Она имела в это жизни ошибку полюбить, и жестоко за это заплатила. Андрей… при упоминании о нем новая гримаса боли исказила осунувшееся лицо молодой девушки. Он все же обманул ее…обещал никогда не оставлять и ушел, забрав с собой самое дорогое, что ненароком сумел подарить в единственную ночь ее счастья.

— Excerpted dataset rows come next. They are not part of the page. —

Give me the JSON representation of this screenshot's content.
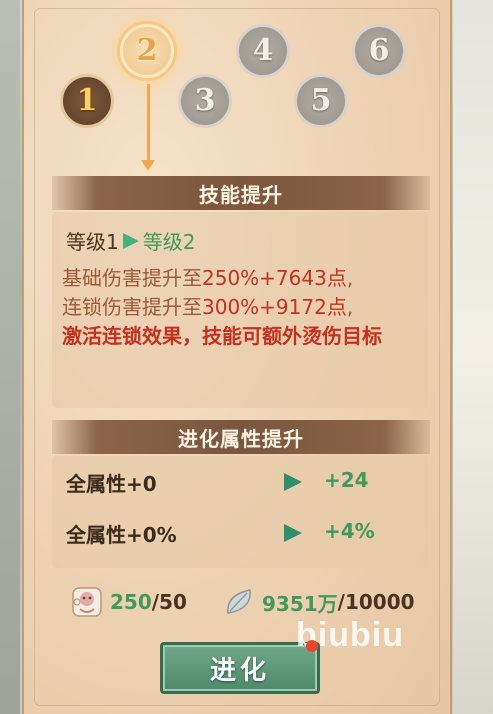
{
  "nodes": [
    {
      "id": "node-1",
      "label": "1",
      "state": "done"
    },
    {
      "id": "node-2",
      "label": "2",
      "state": "current"
    },
    {
      "id": "node-3",
      "label": "3",
      "state": "locked"
    },
    {
      "id": "node-4",
      "label": "4",
      "state": "locked"
    },
    {
      "id": "node-5",
      "label": "5",
      "state": "locked"
    },
    {
      "id": "node-6",
      "label": "6",
      "state": "locked"
    }
  ],
  "skill": {
    "title": "技能提升",
    "level_from": "等级1",
    "level_to": "等级2",
    "line1_prefix": "基础伤害提升至",
    "line1_value": "250%+7643点",
    "line1_suffix": ",",
    "line2_prefix": "连锁伤害提升至",
    "line2_value": "300%+9172点",
    "line2_suffix": ",",
    "line3": "激活连锁效果，技能可额外烫伤目标"
  },
  "evolution": {
    "title": "进化属性提升",
    "rows": [
      {
        "label": "全属性+0",
        "value": "+24"
      },
      {
        "label": "全属性+0%",
        "value": "+4%"
      }
    ]
  },
  "costs": [
    {
      "icon": "puzzle-piece-icon",
      "have": "250",
      "need": "/50"
    },
    {
      "icon": "silver-leaf-icon",
      "have": "9351万",
      "need": "/10000"
    }
  ],
  "button": {
    "label": "进化"
  },
  "watermark": "biubiu",
  "colors": {
    "accent_orange": "#f0a84f",
    "green_value": "#3f9a5b",
    "red_highlight": "#c6301f",
    "button_green": "#4f8a6b"
  }
}
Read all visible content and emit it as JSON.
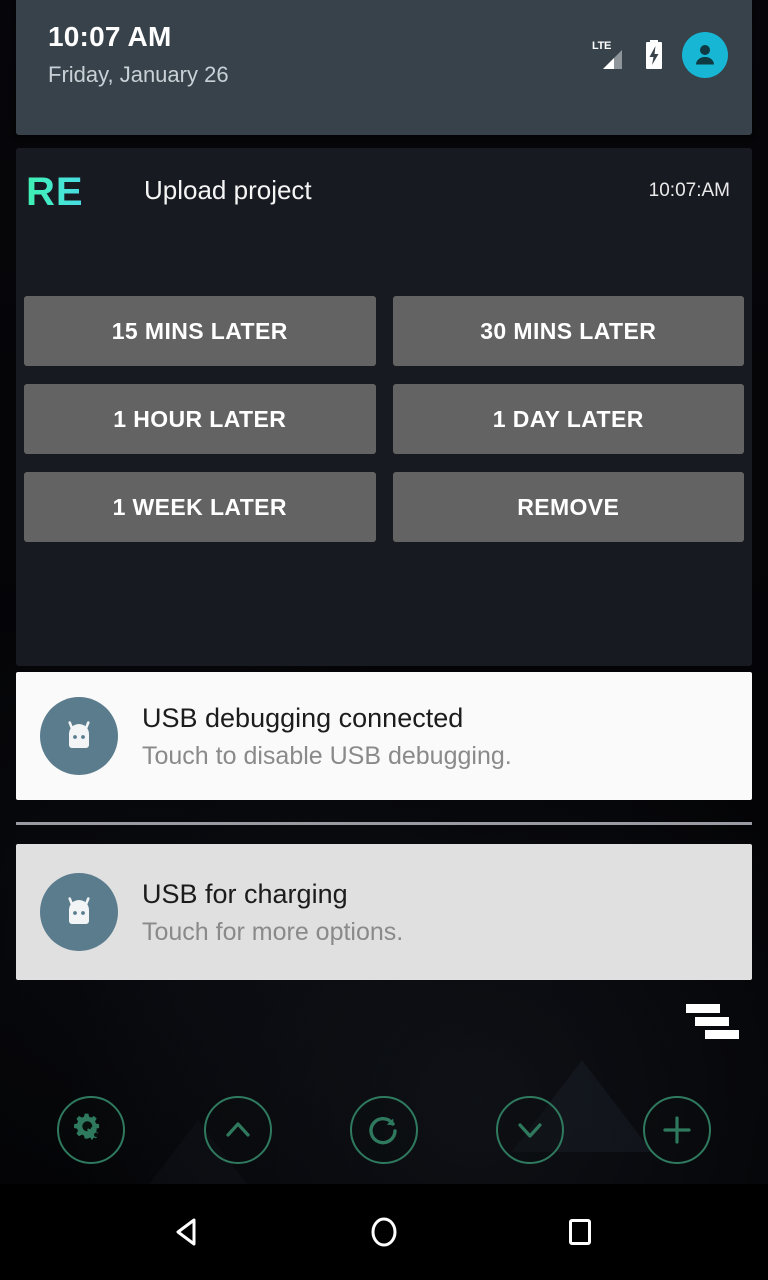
{
  "statusbar": {
    "time": "10:07 AM",
    "date": "Friday, January 26",
    "network_label": "LTE",
    "signal_icon": "signal-triangle-icon",
    "battery_icon": "battery-charging-icon",
    "avatar_icon": "user-avatar-icon"
  },
  "app_notification": {
    "logo_text": "RE",
    "title": "Upload project",
    "time": "10:07:AM",
    "actions": [
      {
        "label": "15 MINS LATER",
        "name": "action-15-mins-later"
      },
      {
        "label": "30 MINS LATER",
        "name": "action-30-mins-later"
      },
      {
        "label": "1 HOUR LATER",
        "name": "action-1-hour-later"
      },
      {
        "label": "1 DAY LATER",
        "name": "action-1-day-later"
      },
      {
        "label": "1 WEEK LATER",
        "name": "action-1-week-later"
      },
      {
        "label": "REMOVE",
        "name": "action-remove"
      }
    ]
  },
  "system_notifications": [
    {
      "title": "USB debugging connected",
      "subtitle": "Touch to disable USB debugging.",
      "icon": "android-robot-icon"
    },
    {
      "title": "USB for charging",
      "subtitle": "Touch for more options.",
      "icon": "android-robot-icon"
    }
  ],
  "clear_all": {
    "icon": "clear-all-notifications-icon"
  },
  "controls": [
    {
      "icon": "gear-icon",
      "name": "control-settings"
    },
    {
      "icon": "chevron-up-icon",
      "name": "control-scroll-up"
    },
    {
      "icon": "refresh-icon",
      "name": "control-refresh"
    },
    {
      "icon": "chevron-down-icon",
      "name": "control-scroll-down"
    },
    {
      "icon": "plus-icon",
      "name": "control-add"
    }
  ],
  "navbar": [
    {
      "icon": "back-triangle-icon",
      "name": "nav-back"
    },
    {
      "icon": "home-circle-icon",
      "name": "nav-home"
    },
    {
      "icon": "recents-square-icon",
      "name": "nav-recents"
    }
  ],
  "colors": {
    "header_bg": "#37424a",
    "card_dark_bg": "#181a22",
    "action_button_bg": "#636363",
    "accent_teal": "#17b6d4",
    "logo_gradient_start": "#3ef0b0",
    "logo_gradient_end": "#4ad9e4",
    "control_outline": "#2f7a5f",
    "notif_light_bg": "#fafafa",
    "notif_gray_bg": "#e0e0e0"
  }
}
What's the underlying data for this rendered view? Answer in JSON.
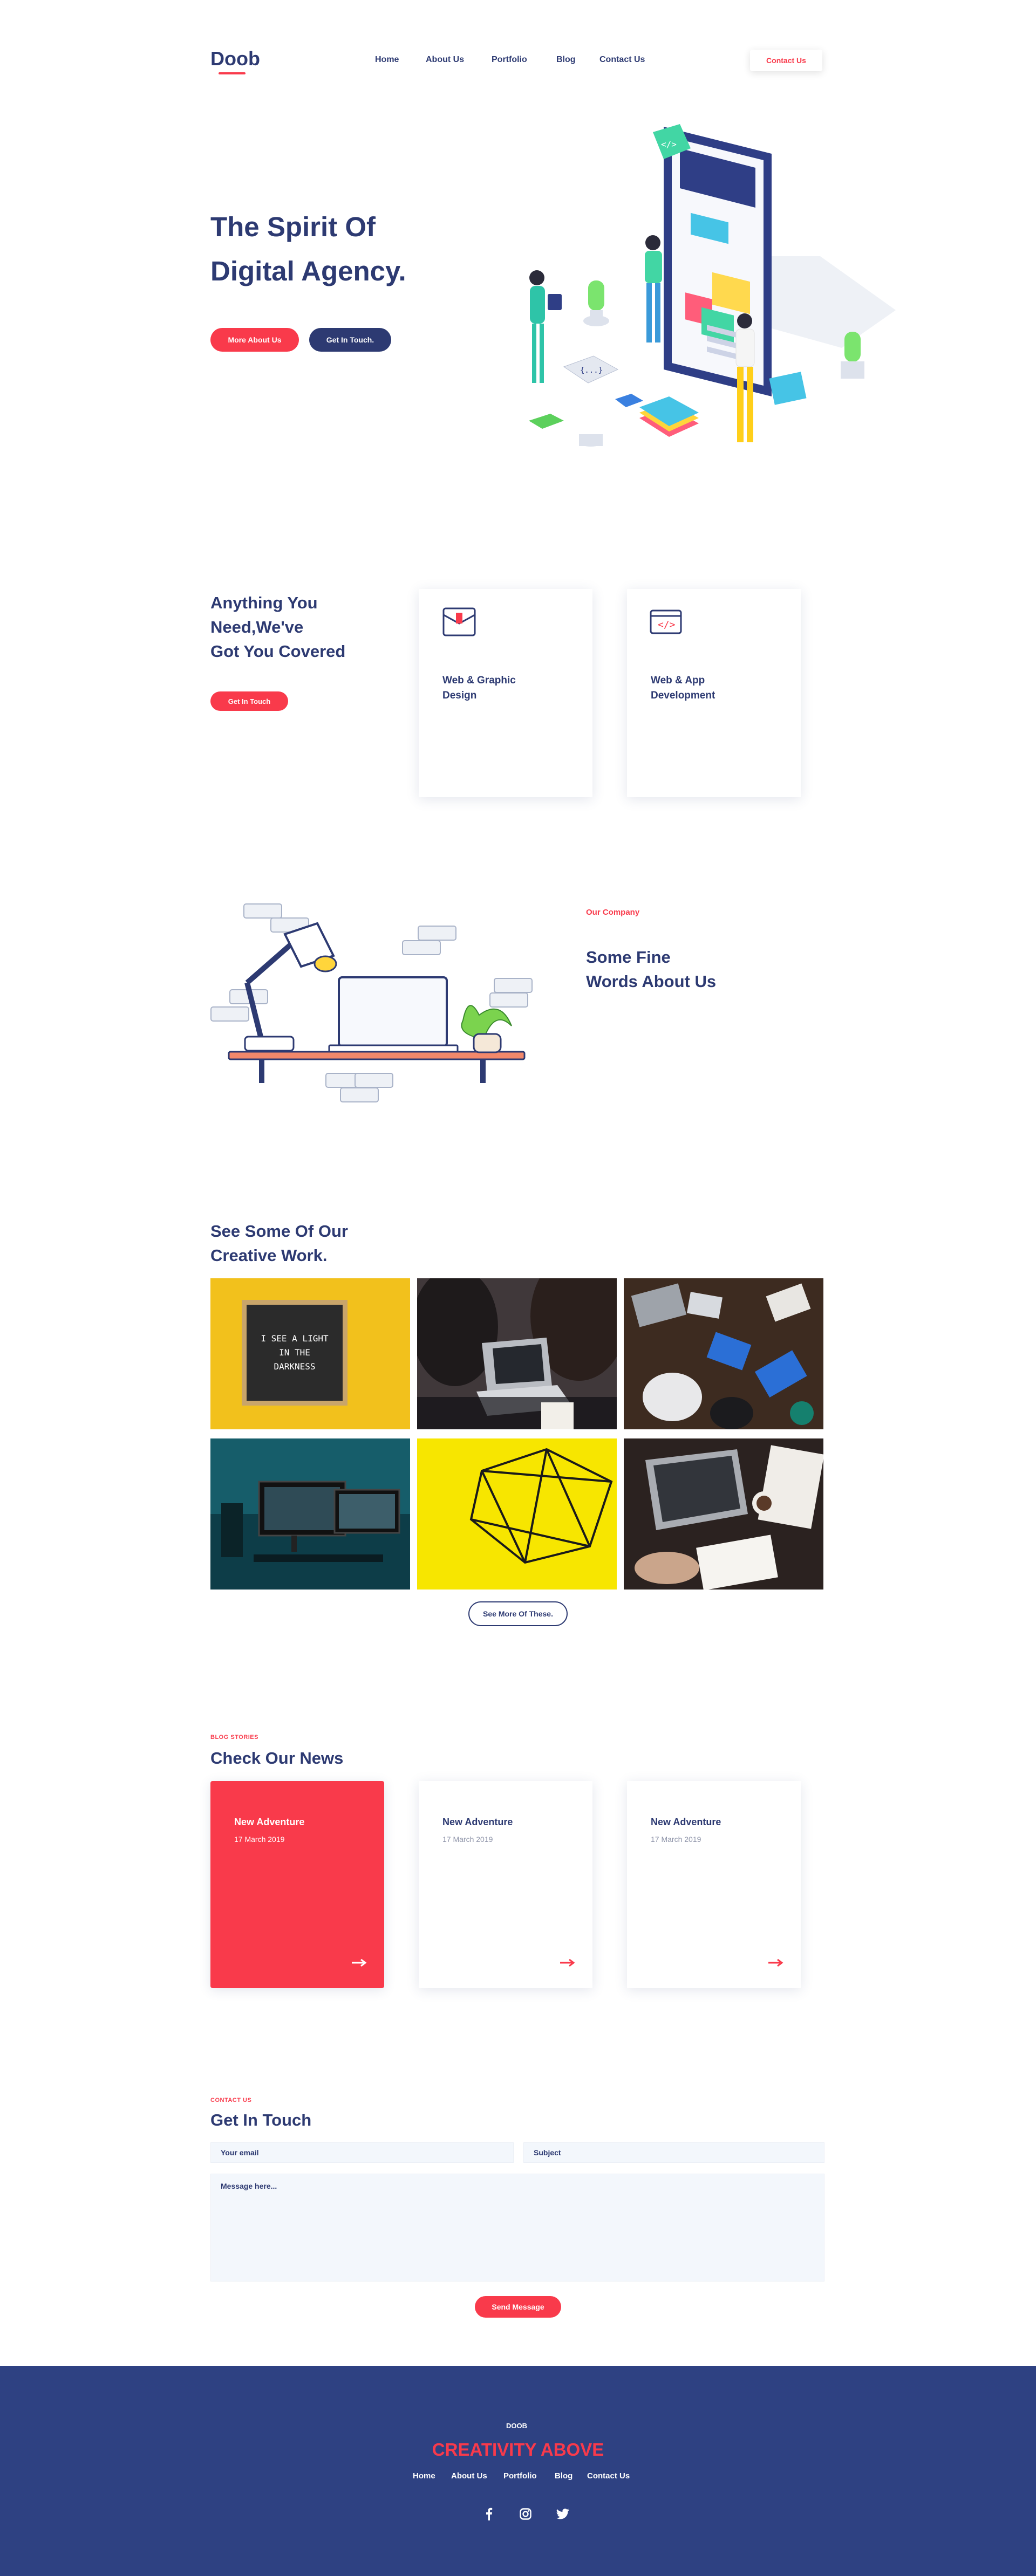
{
  "brand": {
    "logo": "Doob",
    "accent": "#f93a4b",
    "navy": "#2d3a72",
    "footer_bg": "#2e4182"
  },
  "nav": {
    "items": [
      "Home",
      "About Us",
      "Portfolio",
      "Blog",
      "Contact Us"
    ],
    "cta": "Contact Us"
  },
  "hero": {
    "title_line1": "The Spirit Of",
    "title_line2": "Digital Agency.",
    "btn_primary": "More About Us",
    "btn_secondary": "Get In Touch."
  },
  "services": {
    "heading_line1": "Anything You",
    "heading_line2": "Need,We've",
    "heading_line3": "Got You Covered",
    "cta": "Get In Touch",
    "cards": [
      {
        "title_line1": "Web & Graphic",
        "title_line2": "Design",
        "icon": "envelope-icon"
      },
      {
        "title_line1": "Web & App",
        "title_line2": "Development",
        "icon": "code-window-icon"
      }
    ]
  },
  "about": {
    "eyebrow": "Our Company",
    "title_line1": "Some Fine",
    "title_line2": "Words About Us"
  },
  "portfolio": {
    "title_line1": "See Some Of Our",
    "title_line2": "Creative Work.",
    "letterboard_text": [
      "I SEE A LIGHT",
      "IN THE",
      "DARKNESS"
    ],
    "more_button": "See More Of These."
  },
  "blog": {
    "eyebrow": "BLOG STORIES",
    "title": "Check Our News",
    "posts": [
      {
        "title": "New Adventure",
        "date": "17 March 2019"
      },
      {
        "title": "New Adventure",
        "date": "17 March 2019"
      },
      {
        "title": "New Adventure",
        "date": "17 March 2019"
      }
    ]
  },
  "contact": {
    "eyebrow": "CONTACT US",
    "title": "Get In Touch",
    "email_placeholder": "Your email",
    "subject_placeholder": "Subject",
    "message_placeholder": "Message here...",
    "submit": "Send Message"
  },
  "footer": {
    "logo": "DOOB",
    "tagline": "CREATIVITY ABOVE",
    "nav": [
      "Home",
      "About Us",
      "Portfolio",
      "Blog",
      "Contact Us"
    ],
    "social": [
      "facebook-icon",
      "instagram-icon",
      "twitter-icon"
    ]
  }
}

Лиза оглянулась в поисках новой сигареты, тлеющий окурок в пальцах больно обжег кожу, оставив на ней свой след. Какую по счету сигару она выкурила, было попросту наплевать. Переполненная пепельница с еще дымящимися окурками, явно свидетельствовала — много. Она не просто пропускала сквозь внутренности этот едкий дым, она вбирала его в себя, пропитывая каждую клеточку своего существа — быстро, залпом, жадно. Сигарета за сигаретой, отчего уже порядком стала кружиться голова и сводить спазмом пустой желудок, а ей было все равно. С того самого дня, когда она узнала, что осталась совсем одна, ей на многое стало наплевать. В первую очередь на свою жизнь. Родители? Они молча проходили мимо, слыша тихие ночные всхлипы за дверью дочери и запах дыма, которым был пропитан весь дом. Просто решили, что так будет лучше, не тревожить ее своими нотациями, пытаясь вызвать откровение. Они дали возможность Лизе самой пережить свою боль, внутри прося Бога, что бы их девочка пришла поделиться своим горем. Поначалу Алла как безумная рвалась в запертую дверь Лизиной комнаты, умоляя дочь открыть ей дверь. Тогда Никита, боясь непоправимого, с силой выломал ее дверь. Лиза сидела на подоконнике пустым взглядом уставившись в открытое окно, вся комната словно дешевый кабак пропитана дымом, внизу возле подоконника красовалась целая куча тлеющих окурков. Алла схватилась за голову, пытаясь оттащить дочь от окна. А та, словно под действием чего-то, послушно поплелась следом. Даже когда отец бережно укладывал ее на разбросанную постель, просто отвернулась к стене, по-прежнему сохраняя молчание. В тот вечер Никита сразу же обратился к врачу, увиденное оказалось взаимодействием транквилизаторов и никотина. Теперь Лизе приходилось засыпать самостоятельно, в тот же день разноцветные пилюли по рецепту были строжайше запрещены. Алла с Никитой видели, как до утра Лиза ворочается в постели, тихие завывания за дверью вначале сменились вот этой завесой дыма и свечением ночника у постели. Она никуда не ходила, просто дни напролет проживала взаперти. Собственноручно себя изолируя. Пробовали убедить поговорить с психологом — вновь стена отчуждения, сквозь которую пройти было не возможно. Их дочь ускользала от них, и они ничего не могли поделать…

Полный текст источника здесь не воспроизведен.